Dost, sevgi, birlik ve kahramanlık ocağıdır. Mehteri kendine has özellikleri ile korumak yaşatmak gelecek nesil'e bırakmak her Türk'ün görevidir.
Osmanlı ordusunda asker olarak görev alan askeri bandolarından biridir.
Savaşta askerin cesaretini arttırıp düşmana korku vermek, barışta askeri ruhu canlı tutmak amacıyla kurulan askeri mızıka teşkilatına Mehteran, Mehter Bölüğü denir.
Farsça Mıhter kelimesinden gelen; Osmanlılar da Ulu - Büyük anlamına gelen bir kelimeden alınmış en son hali ile ”Mehter” olarak kalmıştır.
Mehter, dünyanın ilk ve en eski ordu bandosu ünvanını taşımaktadır.
Mehter Takımının Osmanlı da savaşlara çok büyük etkisi vardı. Düşmanın psikolojisini bozmak amacıyla hareket eden Mehter Takımı uzaktan gelen ve gök gürültüsünü andıran sesle birlikte düşmanın gözünü korkutmakta ve onları olumsuz etkilemektedir. Bu durum bizim askerlerimize avantaj olarak geri dönmektedir. Kısaca düşmana korku, askere cesaret veren Osmanlı Mehter Takımı !
Kuruluş olarak Mehter Osmanlılara Selçuklulardan geçmiştir.

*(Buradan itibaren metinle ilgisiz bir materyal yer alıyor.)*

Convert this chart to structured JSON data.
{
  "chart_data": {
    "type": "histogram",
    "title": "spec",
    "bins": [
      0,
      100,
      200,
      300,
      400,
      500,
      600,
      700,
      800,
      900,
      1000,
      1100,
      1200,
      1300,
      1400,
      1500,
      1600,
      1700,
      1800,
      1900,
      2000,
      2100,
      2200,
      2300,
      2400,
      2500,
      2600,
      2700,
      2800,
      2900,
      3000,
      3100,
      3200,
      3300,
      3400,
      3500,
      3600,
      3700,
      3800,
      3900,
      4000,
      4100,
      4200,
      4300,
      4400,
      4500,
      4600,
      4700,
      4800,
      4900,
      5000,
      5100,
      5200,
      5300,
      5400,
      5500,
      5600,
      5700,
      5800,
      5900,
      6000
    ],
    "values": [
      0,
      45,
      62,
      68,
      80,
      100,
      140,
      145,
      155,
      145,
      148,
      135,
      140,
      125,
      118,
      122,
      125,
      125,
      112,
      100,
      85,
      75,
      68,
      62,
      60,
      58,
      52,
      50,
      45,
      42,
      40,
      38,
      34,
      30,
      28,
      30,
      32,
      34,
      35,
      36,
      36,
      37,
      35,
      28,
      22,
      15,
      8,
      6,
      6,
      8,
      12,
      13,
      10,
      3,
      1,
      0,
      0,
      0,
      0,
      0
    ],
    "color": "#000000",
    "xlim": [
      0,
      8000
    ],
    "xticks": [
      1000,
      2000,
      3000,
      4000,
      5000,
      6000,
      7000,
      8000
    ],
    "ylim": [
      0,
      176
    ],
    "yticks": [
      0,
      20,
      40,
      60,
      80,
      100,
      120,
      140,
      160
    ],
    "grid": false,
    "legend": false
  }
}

Hattâ Selçuklu sultanı Alâeddin Keykubat III'ün Uç Beyi Osman Gazi'ye saltanat ve bağımsızlık simgesi olarak "Tabl-u Alem" (davul ve sancak) hediye olarak gönderir. Osman Gazi ve askerlerinin ayak üstü dinledikleri Nevbet (Konser) sonrası Osman Gazi Mehter Takımı oluşturulur. Osmanlı döneminde Askeri bakımdan yeri tartışılamaz olan Mehter Takımı; özel etkinliklerde ve kutlamalarda Osmanlı'da yer almış ve halkın büyük ilgisini toplamıştır.

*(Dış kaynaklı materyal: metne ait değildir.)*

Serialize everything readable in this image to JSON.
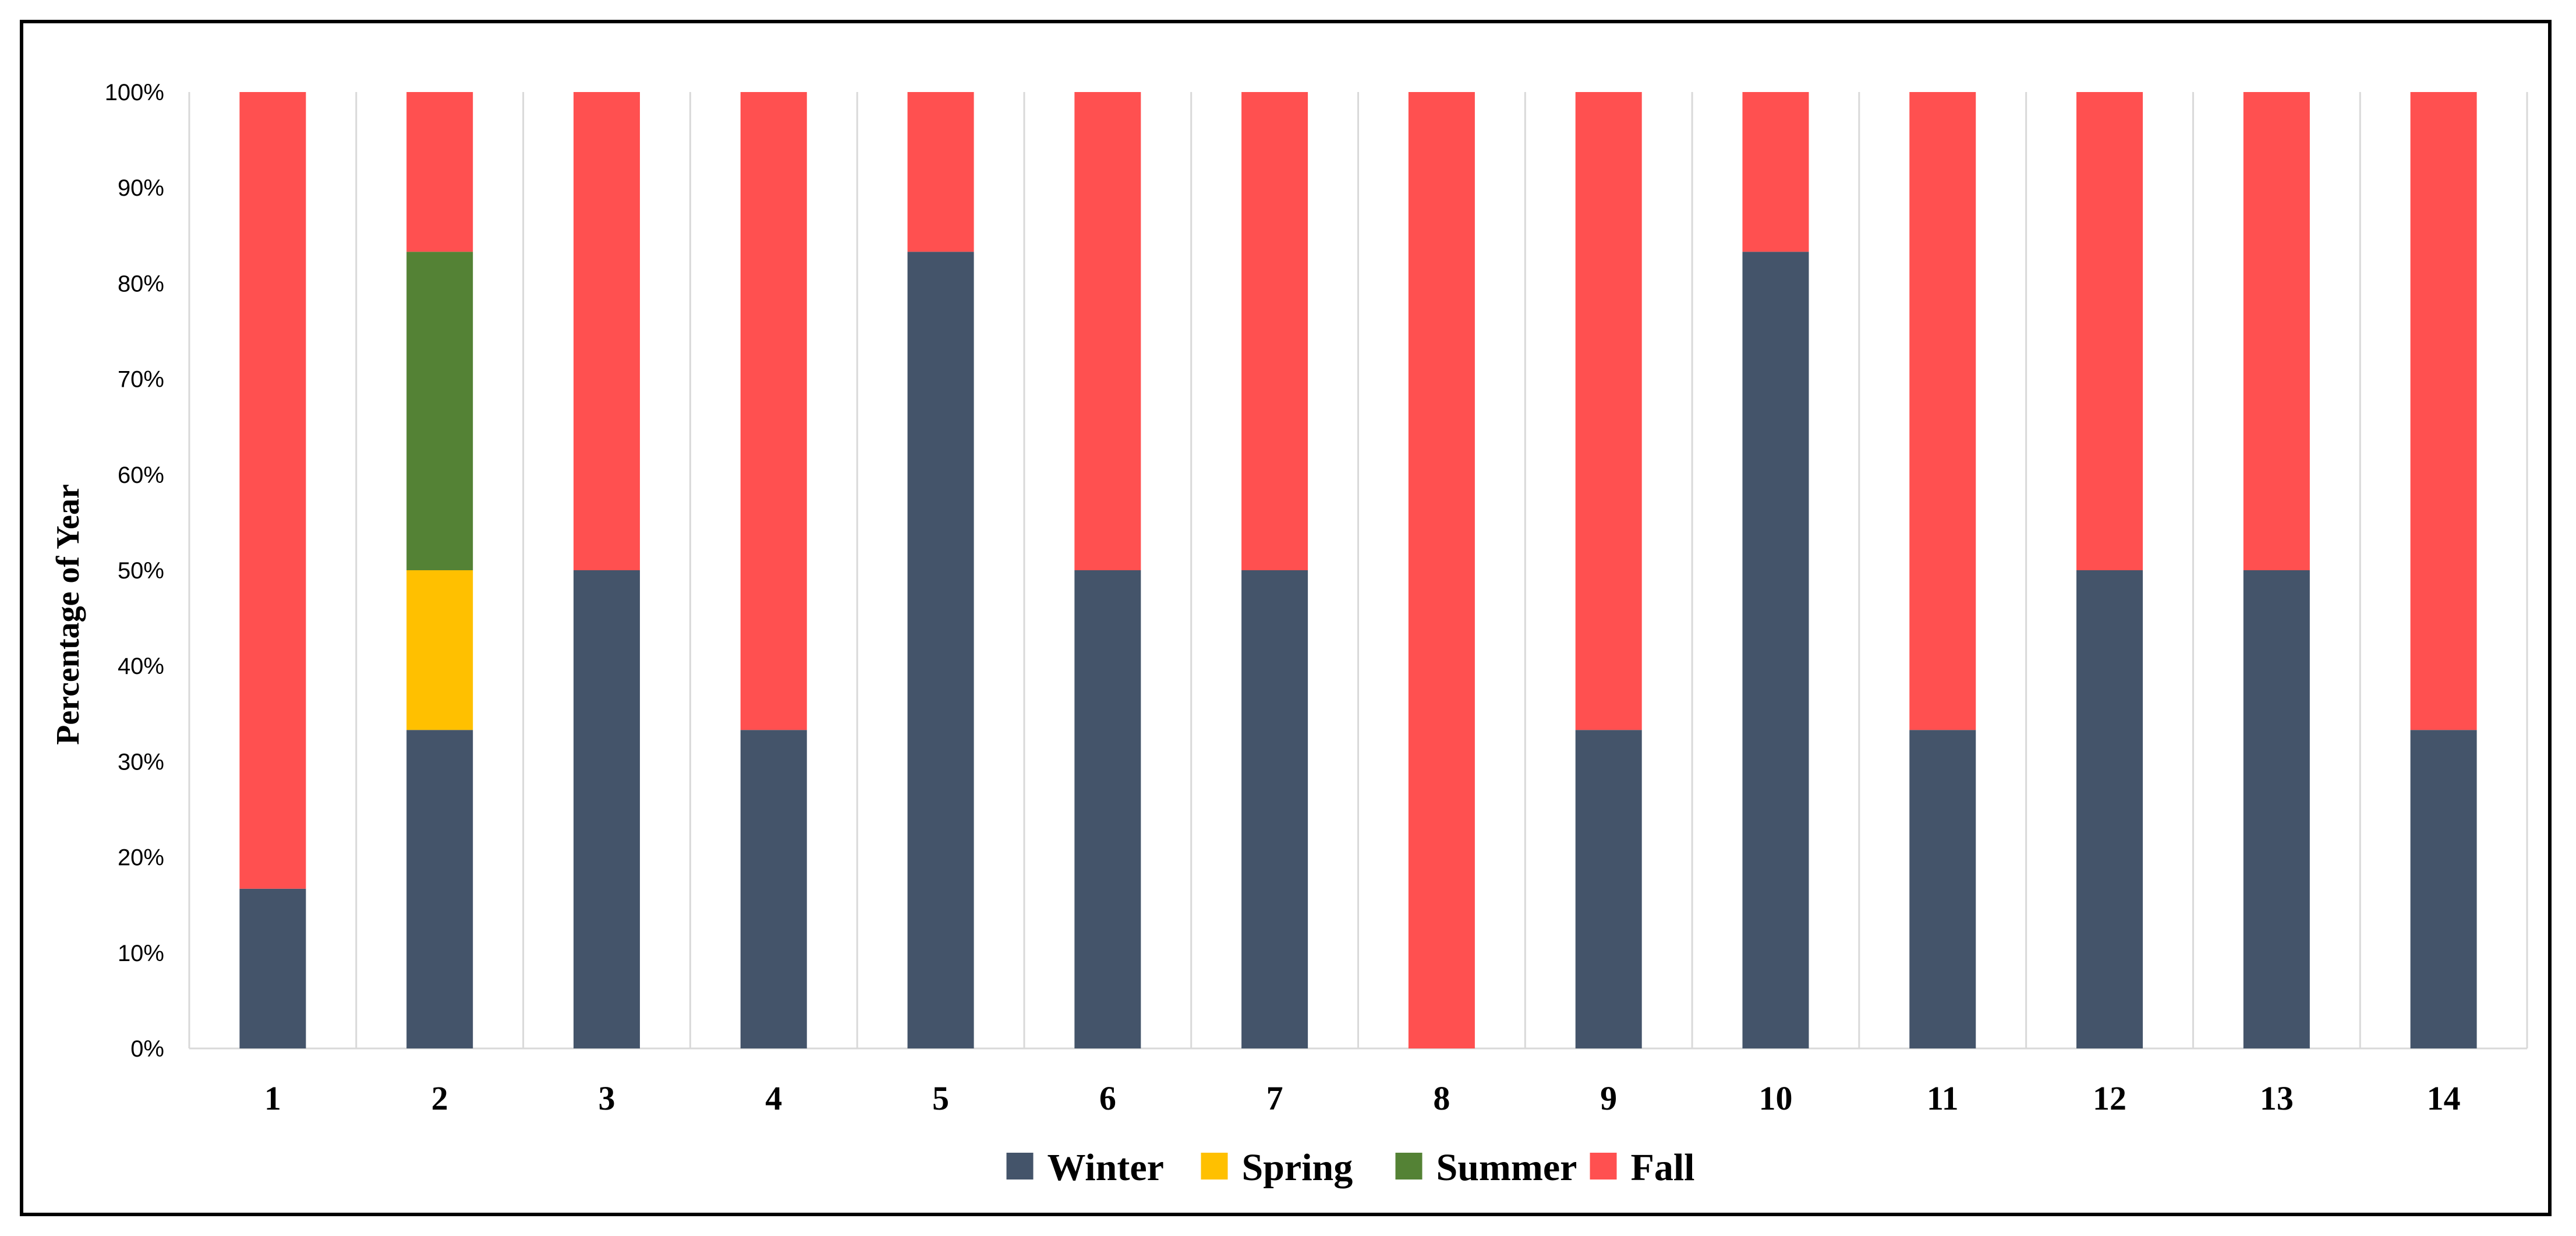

Türklerin çok eski devirlerden beri, güzel sanatlara karşı olan istidat ve ilgileri her şeyden önce musikiye verdikleri kıymet yerli ve yabancı tarih sayfalarında göze çarpmaktadır. Türkler arasında musikiye gösterilen bu derin ilgi aile içinden savaş meydanlarına kadar yayılmış. Türk hakanlarının Osmanlı Padişahlarının, Serdar ve Vezirlerine hatta dış memleketlerde görevli sefirlerin ordugâhlarında, saraylarında, kale ve kulelerinden, konuk ve elçiliklerinde günün belirli saatlerinde nevbet vurulması, yani konser verilmesi en önde gelen gelenekleri, görenekleri olduğu bilinmektedir.
Osmanlı Devleti'nde mehterhane Yeniçeri Ocağı'nın bir parçasıydı. Evliya Çelebi'nin yazdığına göre XVII. yy.ın ortalarında İstanbul'daki Mehterhanei Hümayun'da 300 sanatkâr vardı ve bunların hepsi askerdi.
Bundan başka Yedikule, Eyüp, Kasımpaşa, Galata, Tophane ve Boğaziçi hisarlarında ayrı mehter takımları vardı. Buralarda sabah ve akşam vakitlerinde bu mehter takımları iki "nöbet vururlar", yani konser verirlerdi.
1826 yılında Yeniçeri Ocağı kaldırılınca ona bağlı olan mehterhane de kaldırılarak yerine batılı biçimde bir mızıka takımı (Mızıkayı Hümayun) kuruldu.
Mehterhane Birinci Dünya Savaşı'nda ve Kurtuluş Savaşı sırasında da hizmet gördü. Ama Cumhuriyet yönetiminin kurulmasıyla birlikte ortadan kalktı.
Mehter Türk geleneklerinde, bir şenlik aracı değil, azametin, ihtişamın ve görkemli olmanın bir işaretidir. Mehter takımınca çalınan eserlerin bir kısmı sözlü müzik (mehter marşları, türküler v.b.), bir kısmı da çalgı müziği tarzındadır. Mehterde usul vurma (tempo) âletleri ve nefesli sazlar önemli yer tutar.